Same price of ticket counter: 1 single € 7,50; 24 hours € 21; 48 hours € 30; 72 hours € 40; 7 days € 60.
Scuola Grande di San Marco - Campo Santi Giovanni e Paolo
The Scuola Grande di San Marco, with a beautiful Renaissance building, is located in Campo Santi Giovanni e Paolo in the Castello district. It is one of the oldest and most renowned Great Schools of Venice, so much so that in 1437 it assumed the name of the patron saint of the city.

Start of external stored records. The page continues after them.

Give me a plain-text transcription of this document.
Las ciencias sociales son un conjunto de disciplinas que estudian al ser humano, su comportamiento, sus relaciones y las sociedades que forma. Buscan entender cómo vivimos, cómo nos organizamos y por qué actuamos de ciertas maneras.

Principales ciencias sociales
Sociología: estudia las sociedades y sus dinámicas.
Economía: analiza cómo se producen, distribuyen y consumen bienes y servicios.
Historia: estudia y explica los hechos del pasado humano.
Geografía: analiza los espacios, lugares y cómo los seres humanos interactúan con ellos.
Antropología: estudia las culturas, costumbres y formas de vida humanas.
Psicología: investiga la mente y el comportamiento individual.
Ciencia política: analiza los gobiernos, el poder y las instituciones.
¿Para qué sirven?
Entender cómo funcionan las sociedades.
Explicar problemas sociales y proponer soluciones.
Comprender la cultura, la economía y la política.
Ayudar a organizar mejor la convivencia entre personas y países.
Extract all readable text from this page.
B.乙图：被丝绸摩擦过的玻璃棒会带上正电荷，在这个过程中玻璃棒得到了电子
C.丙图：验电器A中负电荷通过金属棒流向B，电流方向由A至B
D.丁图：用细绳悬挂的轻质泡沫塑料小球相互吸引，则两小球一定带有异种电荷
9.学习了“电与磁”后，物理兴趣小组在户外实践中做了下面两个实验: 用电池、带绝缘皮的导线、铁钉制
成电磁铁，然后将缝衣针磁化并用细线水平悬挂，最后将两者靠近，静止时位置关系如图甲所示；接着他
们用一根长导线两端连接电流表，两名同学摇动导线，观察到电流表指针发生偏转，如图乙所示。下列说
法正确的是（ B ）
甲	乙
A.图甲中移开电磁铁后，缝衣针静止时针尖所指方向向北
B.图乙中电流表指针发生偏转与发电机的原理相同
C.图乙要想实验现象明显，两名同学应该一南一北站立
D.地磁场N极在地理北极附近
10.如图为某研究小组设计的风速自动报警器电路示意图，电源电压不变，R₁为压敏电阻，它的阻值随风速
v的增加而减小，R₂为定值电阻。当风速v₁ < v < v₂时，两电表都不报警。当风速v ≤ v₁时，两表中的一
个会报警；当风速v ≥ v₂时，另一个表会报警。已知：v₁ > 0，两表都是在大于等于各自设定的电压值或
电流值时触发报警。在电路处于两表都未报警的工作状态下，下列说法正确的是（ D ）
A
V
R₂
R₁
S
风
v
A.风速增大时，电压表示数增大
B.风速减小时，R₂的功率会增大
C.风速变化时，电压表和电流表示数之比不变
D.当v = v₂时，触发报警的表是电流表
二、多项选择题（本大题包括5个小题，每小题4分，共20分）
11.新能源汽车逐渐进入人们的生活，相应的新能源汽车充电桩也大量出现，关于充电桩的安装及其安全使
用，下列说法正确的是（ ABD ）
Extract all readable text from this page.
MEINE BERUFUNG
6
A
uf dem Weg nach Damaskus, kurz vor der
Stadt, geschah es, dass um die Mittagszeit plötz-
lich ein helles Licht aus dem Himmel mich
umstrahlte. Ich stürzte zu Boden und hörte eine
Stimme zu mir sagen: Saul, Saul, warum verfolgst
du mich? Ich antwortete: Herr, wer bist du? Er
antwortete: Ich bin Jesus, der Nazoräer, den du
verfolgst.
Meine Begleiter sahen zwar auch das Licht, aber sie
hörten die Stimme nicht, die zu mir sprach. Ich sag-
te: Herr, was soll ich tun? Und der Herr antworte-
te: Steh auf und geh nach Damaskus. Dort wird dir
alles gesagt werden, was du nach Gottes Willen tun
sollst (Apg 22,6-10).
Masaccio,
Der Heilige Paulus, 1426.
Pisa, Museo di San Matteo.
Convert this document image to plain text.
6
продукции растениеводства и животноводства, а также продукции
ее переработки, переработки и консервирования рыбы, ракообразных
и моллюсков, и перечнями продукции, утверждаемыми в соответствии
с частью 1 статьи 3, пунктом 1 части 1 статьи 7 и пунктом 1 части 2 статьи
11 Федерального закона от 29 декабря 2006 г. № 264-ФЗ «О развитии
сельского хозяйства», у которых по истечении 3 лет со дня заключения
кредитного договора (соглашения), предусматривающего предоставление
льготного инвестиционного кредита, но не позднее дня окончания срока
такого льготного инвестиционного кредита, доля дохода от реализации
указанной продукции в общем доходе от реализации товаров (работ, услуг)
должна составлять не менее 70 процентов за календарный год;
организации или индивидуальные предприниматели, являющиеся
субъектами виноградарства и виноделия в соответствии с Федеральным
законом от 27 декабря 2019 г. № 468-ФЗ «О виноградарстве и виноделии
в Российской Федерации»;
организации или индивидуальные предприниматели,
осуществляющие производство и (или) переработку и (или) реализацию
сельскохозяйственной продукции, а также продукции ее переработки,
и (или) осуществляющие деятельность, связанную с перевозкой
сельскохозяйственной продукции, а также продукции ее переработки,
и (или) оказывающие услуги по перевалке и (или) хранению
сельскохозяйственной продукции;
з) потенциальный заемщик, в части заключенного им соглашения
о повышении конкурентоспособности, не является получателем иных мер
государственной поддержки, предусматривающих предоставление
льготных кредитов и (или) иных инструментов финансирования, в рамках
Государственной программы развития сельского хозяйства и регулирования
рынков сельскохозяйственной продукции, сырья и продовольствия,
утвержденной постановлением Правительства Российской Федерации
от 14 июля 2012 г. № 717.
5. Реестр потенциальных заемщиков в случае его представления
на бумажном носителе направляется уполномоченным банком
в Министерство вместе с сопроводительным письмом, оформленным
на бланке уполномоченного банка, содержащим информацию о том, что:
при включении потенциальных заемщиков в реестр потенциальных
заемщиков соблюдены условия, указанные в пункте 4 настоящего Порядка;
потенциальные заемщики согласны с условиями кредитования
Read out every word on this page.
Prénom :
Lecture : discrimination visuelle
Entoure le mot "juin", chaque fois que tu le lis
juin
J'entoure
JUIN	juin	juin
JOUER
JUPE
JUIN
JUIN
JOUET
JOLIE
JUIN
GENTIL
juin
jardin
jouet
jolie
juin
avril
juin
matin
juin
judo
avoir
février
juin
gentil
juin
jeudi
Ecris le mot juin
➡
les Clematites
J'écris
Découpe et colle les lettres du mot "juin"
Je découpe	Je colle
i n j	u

Today the School is still the entrance of the Hospital of Venice but the visit to the halls is possible again from 2013; although the school has seen the dispersion of its most precious pictorial cycle, it remains a site full of masterpieces of the sixteenth and seventeenth century pictorial art and its façade, richly decorated and majestically articulated by friezes and statues, is certainly a masterpiece of Venetian Renaissance.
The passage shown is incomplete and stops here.